🧵 1/n A quick primer on GPT-3 for anyone who's heard about it but doesn't know what it is.

Why? GPT is a game-changer in AI that has the potential to disrupt a huge amount of areas, potentially leading to truly generalized AI problem solvers.
2/ GPT is a series of language-based machine learning models built by @OpenAI. The goal of language models is essentially text generation: look at a sentence → predict the next word(s).
3/ The premise behind the GPT models: how much data & computing power can you throw at an unsupervised deep learning model? What are the performance limits before you start getting diminishing returns?
4/ To do this, you have to design a model & build physical infrastructure so that these huge inputs of data + computing power are possible. This is much easier said than done.

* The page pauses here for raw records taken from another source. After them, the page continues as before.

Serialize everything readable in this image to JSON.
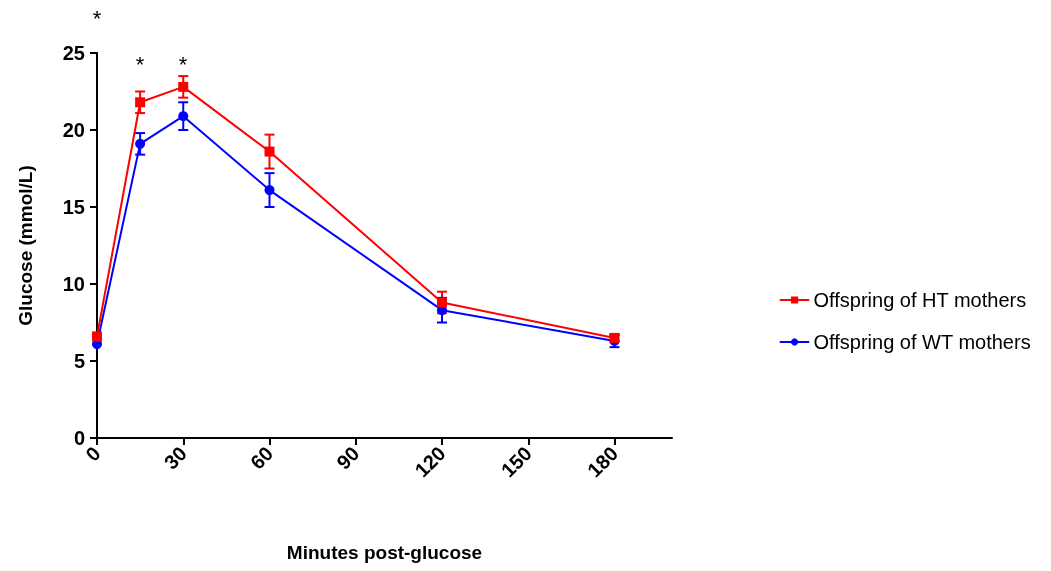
{
  "chart_data": {
    "type": "line",
    "xlabel": "Minutes post-glucose",
    "ylabel": "Glucose (mmol/L)",
    "x": [
      0,
      15,
      30,
      60,
      120,
      180
    ],
    "series": [
      {
        "name": "Offspring of HT mothers",
        "color": "#ff0000",
        "marker": "square",
        "values": [
          6.6,
          21.8,
          22.8,
          18.6,
          8.8,
          6.5
        ],
        "errors": [
          null,
          0.7,
          0.7,
          1.1,
          0.7,
          0.2
        ]
      },
      {
        "name": "Offspring of WT mothers",
        "color": "#0000ff",
        "marker": "circle",
        "values": [
          6.1,
          19.1,
          20.9,
          16.1,
          8.3,
          6.3
        ],
        "errors": [
          null,
          0.7,
          0.9,
          1.1,
          0.8,
          0.4
        ]
      }
    ],
    "xlim": [
      0,
      200
    ],
    "xticks": [
      0,
      30,
      60,
      90,
      120,
      150,
      180
    ],
    "ylim": [
      0,
      25
    ],
    "yticks": [
      0,
      5,
      10,
      15,
      20,
      25
    ],
    "grid": false,
    "legend": "right",
    "line_style": "solid",
    "annotations": [
      "*",
      "*",
      "*"
    ]
  }
}
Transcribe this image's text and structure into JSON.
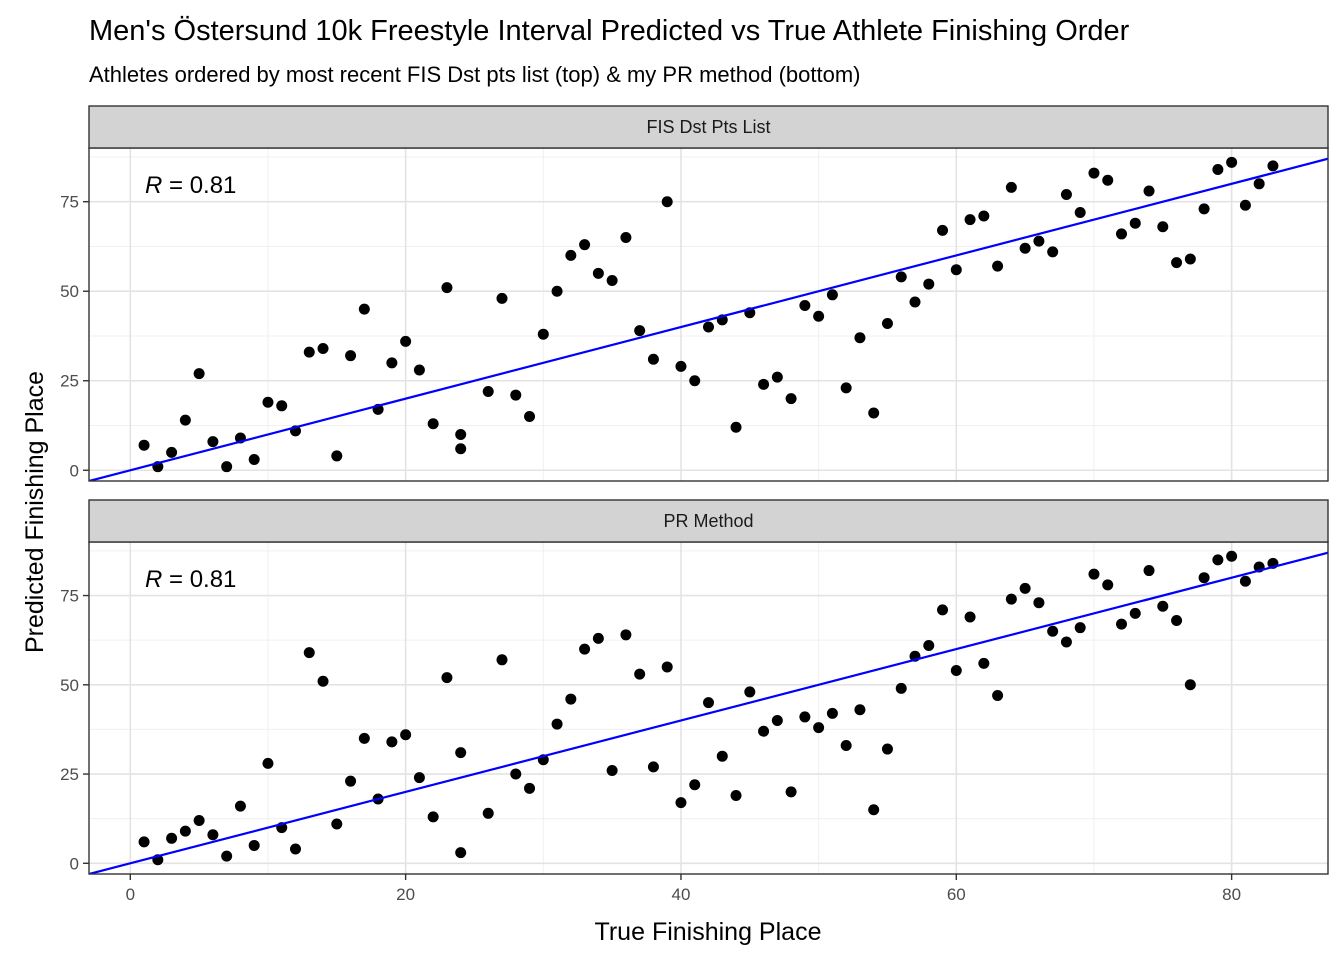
{
  "chart_data": {
    "type": "scatter",
    "title": "Men's Östersund 10k Freestyle Interval Predicted vs True Athlete Finishing Order",
    "subtitle": "Athletes ordered by most recent FIS Dst pts list (top) & my PR method (bottom)",
    "xlabel": "True Finishing Place",
    "ylabel": "Predicted Finishing Place",
    "xlim": [
      -3,
      87
    ],
    "ylim": [
      -3,
      90
    ],
    "x_ticks": [
      0,
      20,
      40,
      60,
      80
    ],
    "y_ticks": [
      0,
      25,
      50,
      75
    ],
    "grid": true,
    "point_color": "#000000",
    "line_color": "#0000ff",
    "strip_fill": "#d3d3d3",
    "reference_line": {
      "slope": 1,
      "intercept": 0
    },
    "panels": [
      {
        "strip_label": "FIS Dst Pts List",
        "correlation": {
          "symbol": "R",
          "value_text": " = 0.81"
        },
        "points": [
          [
            1,
            7
          ],
          [
            2,
            1
          ],
          [
            3,
            5
          ],
          [
            4,
            14
          ],
          [
            5,
            27
          ],
          [
            6,
            8
          ],
          [
            7,
            1
          ],
          [
            8,
            9
          ],
          [
            9,
            3
          ],
          [
            10,
            19
          ],
          [
            11,
            18
          ],
          [
            12,
            11
          ],
          [
            13,
            33
          ],
          [
            14,
            34
          ],
          [
            15,
            4
          ],
          [
            16,
            32
          ],
          [
            17,
            45
          ],
          [
            18,
            17
          ],
          [
            19,
            30
          ],
          [
            20,
            36
          ],
          [
            21,
            28
          ],
          [
            22,
            13
          ],
          [
            23,
            51
          ],
          [
            24,
            10
          ],
          [
            24,
            6
          ],
          [
            26,
            22
          ],
          [
            27,
            48
          ],
          [
            28,
            21
          ],
          [
            29,
            15
          ],
          [
            30,
            38
          ],
          [
            31,
            50
          ],
          [
            32,
            60
          ],
          [
            33,
            63
          ],
          [
            34,
            55
          ],
          [
            35,
            53
          ],
          [
            36,
            65
          ],
          [
            37,
            39
          ],
          [
            38,
            31
          ],
          [
            39,
            75
          ],
          [
            40,
            29
          ],
          [
            41,
            25
          ],
          [
            42,
            40
          ],
          [
            43,
            42
          ],
          [
            44,
            12
          ],
          [
            45,
            44
          ],
          [
            46,
            24
          ],
          [
            47,
            26
          ],
          [
            48,
            20
          ],
          [
            49,
            46
          ],
          [
            50,
            43
          ],
          [
            51,
            49
          ],
          [
            52,
            23
          ],
          [
            53,
            37
          ],
          [
            54,
            16
          ],
          [
            55,
            41
          ],
          [
            56,
            54
          ],
          [
            57,
            47
          ],
          [
            58,
            52
          ],
          [
            59,
            67
          ],
          [
            60,
            56
          ],
          [
            61,
            70
          ],
          [
            62,
            71
          ],
          [
            63,
            57
          ],
          [
            64,
            79
          ],
          [
            65,
            62
          ],
          [
            66,
            64
          ],
          [
            67,
            61
          ],
          [
            68,
            77
          ],
          [
            69,
            72
          ],
          [
            70,
            83
          ],
          [
            71,
            81
          ],
          [
            72,
            66
          ],
          [
            73,
            69
          ],
          [
            74,
            78
          ],
          [
            75,
            68
          ],
          [
            76,
            58
          ],
          [
            77,
            59
          ],
          [
            78,
            73
          ],
          [
            79,
            84
          ],
          [
            80,
            86
          ],
          [
            81,
            74
          ],
          [
            82,
            80
          ],
          [
            83,
            85
          ]
        ]
      },
      {
        "strip_label": "PR Method",
        "correlation": {
          "symbol": "R",
          "value_text": " = 0.81"
        },
        "points": [
          [
            1,
            6
          ],
          [
            2,
            1
          ],
          [
            3,
            7
          ],
          [
            4,
            9
          ],
          [
            5,
            12
          ],
          [
            6,
            8
          ],
          [
            7,
            2
          ],
          [
            8,
            16
          ],
          [
            9,
            5
          ],
          [
            10,
            28
          ],
          [
            11,
            10
          ],
          [
            12,
            4
          ],
          [
            13,
            59
          ],
          [
            14,
            51
          ],
          [
            15,
            11
          ],
          [
            16,
            23
          ],
          [
            17,
            35
          ],
          [
            18,
            18
          ],
          [
            19,
            34
          ],
          [
            20,
            36
          ],
          [
            21,
            24
          ],
          [
            22,
            13
          ],
          [
            23,
            52
          ],
          [
            24,
            31
          ],
          [
            24,
            3
          ],
          [
            26,
            14
          ],
          [
            27,
            57
          ],
          [
            28,
            25
          ],
          [
            29,
            21
          ],
          [
            30,
            29
          ],
          [
            31,
            39
          ],
          [
            32,
            46
          ],
          [
            33,
            60
          ],
          [
            34,
            63
          ],
          [
            35,
            26
          ],
          [
            36,
            64
          ],
          [
            37,
            53
          ],
          [
            38,
            27
          ],
          [
            39,
            55
          ],
          [
            40,
            17
          ],
          [
            41,
            22
          ],
          [
            42,
            45
          ],
          [
            43,
            30
          ],
          [
            44,
            19
          ],
          [
            45,
            48
          ],
          [
            46,
            37
          ],
          [
            47,
            40
          ],
          [
            48,
            20
          ],
          [
            49,
            41
          ],
          [
            50,
            38
          ],
          [
            51,
            42
          ],
          [
            52,
            33
          ],
          [
            53,
            43
          ],
          [
            54,
            15
          ],
          [
            55,
            32
          ],
          [
            56,
            49
          ],
          [
            57,
            58
          ],
          [
            58,
            61
          ],
          [
            59,
            71
          ],
          [
            60,
            54
          ],
          [
            61,
            69
          ],
          [
            62,
            56
          ],
          [
            63,
            47
          ],
          [
            64,
            74
          ],
          [
            65,
            77
          ],
          [
            66,
            73
          ],
          [
            67,
            65
          ],
          [
            68,
            62
          ],
          [
            69,
            66
          ],
          [
            70,
            81
          ],
          [
            71,
            78
          ],
          [
            72,
            67
          ],
          [
            73,
            70
          ],
          [
            74,
            82
          ],
          [
            75,
            72
          ],
          [
            76,
            68
          ],
          [
            77,
            50
          ],
          [
            78,
            80
          ],
          [
            79,
            85
          ],
          [
            80,
            86
          ],
          [
            81,
            79
          ],
          [
            82,
            83
          ],
          [
            83,
            84
          ]
        ]
      }
    ]
  }
}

5/ Whereas many models are *specific* like translation or chatbots, GPT is *generalized* taking in a very broad set of data & learning general patterns from it. It is unsupervised (or self-supervised) — i.e. no labeled data like domain-specific ML models such as image recognition
7/ Results for GPT2 were so impressive in fact that OpenAI didn't release the actual model @ first to prevent bad-actors from using it maliciously (breaking an unwritten rule in the usually open ML research community)
9/ As to the importance of hardware infrastructure: GPT-3 was trained using Microsoft's latest supercomputer with 285,000 CPUs, 10,000 GPUs and 400GB/s of network speed. Estimated cost of training was $12M.
10/ The generalization of the model is the real killer here. The SAME model can output customer service chats, music/movie recs, legal docs, summaries of sporting events, poetry, code functions, and complex descriptions from simple text prompts.
12/ For a bunch of amazing examples of what people are doing with this, check out this thread. https://twitter.com/xuenay/status/1283312640199196673
14/ GPT-3 isn't perfect of course — it has failure modes & wouldn't fully pass the Turing test. http://lacker.io/ai/2020/07/06/giving-gpt-3-a-turing-test.html
15/ What will GPT-5 or its equivalent look like? Knowledge is encoded in language & GPT is learning to "understand" how the world works by learning human communication patterns. This is pretty epic & will have far reaching implications.